Quote:
Originally Posted by baskerville
I'm therefore in the process of writing an HTML renderer!
I've already written the first, and most important, piece of the puzzle: the line breaking algorithm.
|
Knuth-Plass is not suitable for use with HTML in general; floats can cause the line width to vary based on the line height of preceding lines, which can in turn vary if you use dynamic line breaks the way K-P does.
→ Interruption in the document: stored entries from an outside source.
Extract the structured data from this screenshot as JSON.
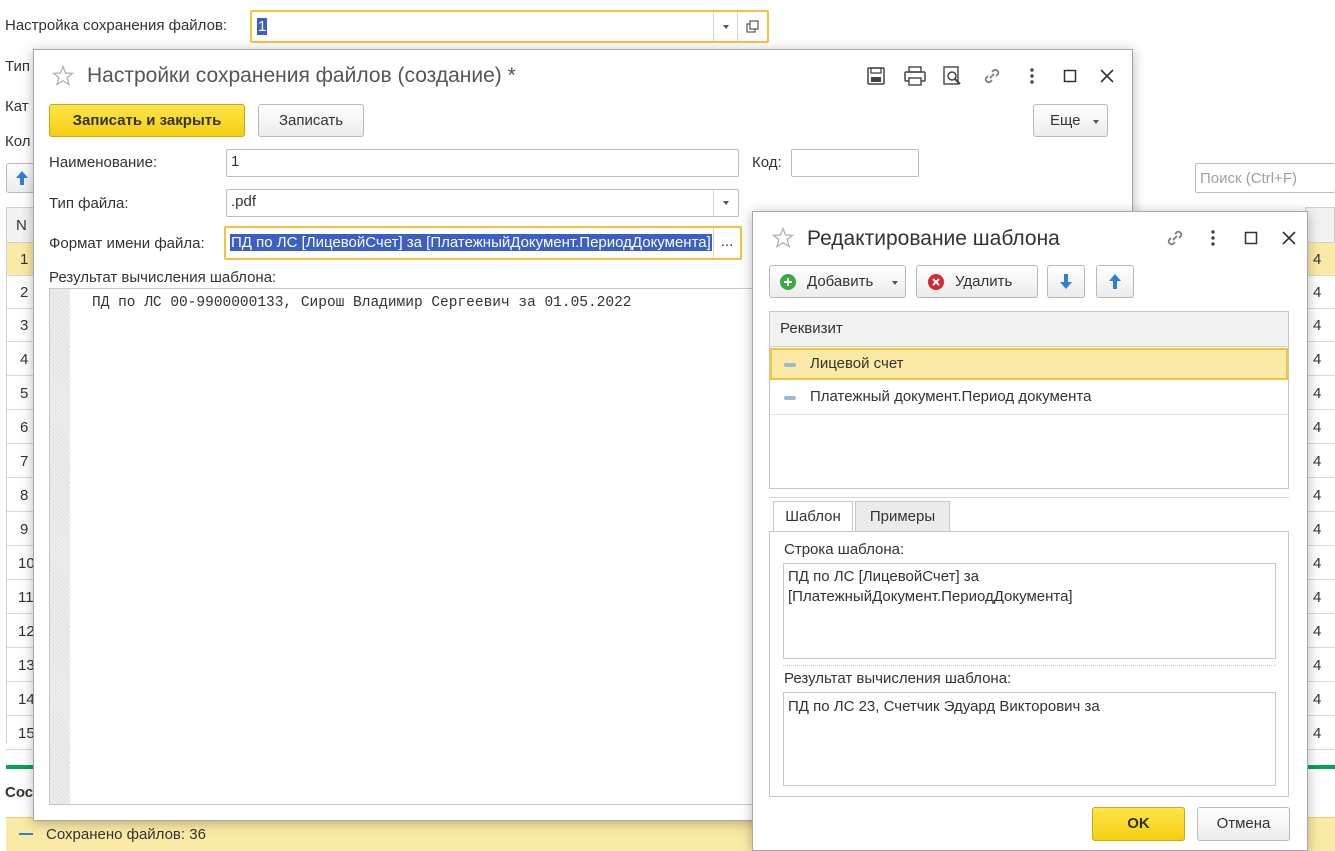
{
  "background": {
    "setting_label": "Настройка сохранения файлов:",
    "setting_value": "1",
    "cut_labels": [
      "Тип",
      "Кат",
      "Кол"
    ],
    "search_placeholder": "Поиск (Ctrl+F)",
    "table_header": "N",
    "row_numbers": [
      "1",
      "2",
      "3",
      "4",
      "5",
      "6",
      "7",
      "8",
      "9",
      "10",
      "11",
      "12",
      "13",
      "14",
      "15"
    ],
    "right_col_value": "4",
    "section_cut": "Сос",
    "saved_status": "Сохранено файлов: 36"
  },
  "main_dialog": {
    "title": "Настройки сохранения файлов (создание) *",
    "save_close_label": "Записать и закрыть",
    "save_label": "Записать",
    "more_label": "Еще",
    "name_label": "Наименование:",
    "name_value": "1",
    "code_label": "Код:",
    "code_value": "",
    "filetype_label": "Тип файла:",
    "filetype_value": ".pdf",
    "format_label": "Формат имени файла:",
    "format_value": "ПД по ЛС [ЛицевойСчет] за [ПлатежныйДокумент.ПериодДокумента]",
    "ellipsis_label": "...",
    "result_label": "Результат вычисления шаблона:",
    "result_value": "ПД по ЛС 00-9900000133, Сирош Владимир Сергеевич за 01.05.2022"
  },
  "template_dialog": {
    "title": "Редактирование шаблона",
    "add_label": "Добавить",
    "delete_label": "Удалить",
    "column_header": "Реквизит",
    "items": [
      "Лицевой счет",
      "Платежный документ.Период документа"
    ],
    "tab_template": "Шаблон",
    "tab_examples": "Примеры",
    "template_string_label": "Строка шаблона:",
    "template_string_line1": "ПД по ЛС [ЛицевойСчет] за",
    "template_string_line2": "[ПлатежныйДокумент.ПериодДокумента]",
    "result_label": "Результат вычисления шаблона:",
    "result_value": "ПД по ЛС 23, Счетчик Эдуард Викторович за",
    "ok_label": "OK",
    "cancel_label": "Отмена"
  },
  "colors": {
    "accent_yellow": "#f5c33b",
    "button_yellow": "#f4cf11",
    "selection_blue": "#3b5fc4",
    "row_highlight": "#fbeaa5",
    "status_green": "#00a651"
  }
}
Basically, you don't know the allowed width of a given line without having already fixed the layout of the lines above it.
Jonathan Kew
discusses here (in the item explaining why Firefox doesn't use K-P):
Quote:
Lines of different widths are not a problem in themselves. They become a problem when those widths are not known in advance, as when (for example) a float takes a "chunk" out of the side of the paragraph for text to wrap around it. The length required for any given line may depend on its exact vertical position; but that in turn might depend on which breaks end up getting chosen on earlier lines - and that choice may not be determined until _later_ in the paragraph, if there are several "active" possibilities under consideration.
This can be difficult even with a fixed-position float, if line heights vary (due to font changes, inline images, or all sorts of other factors); it gets worse if the float itself is anchored to a position within the text of the paragraph, and so the position of the float is not known in advance of line-breaking the text that contains it.
|
The good news is that the simple case (fixed- or at least known-width lines) should be sufficient for many ebooks, and K-P is ideal there, but you're going to have to think about how to determine ahead of time whether you can precalculate the line widths, and how to fall back to a different line-breaking algorithm if you cannot. “I don't support floats” is one possible answer, but many ebooks do use inline images so it's probably not acceptable.
You may also want to detect long paragraphs, since K-P is quadratic on the length of lines. If you can find it, P.I Cooper's article in the July 1966
Advances in Computer Typesetting discusses a way to break paragraphs into overlapping chunks to avoid degenerate behavior in long paragraphs.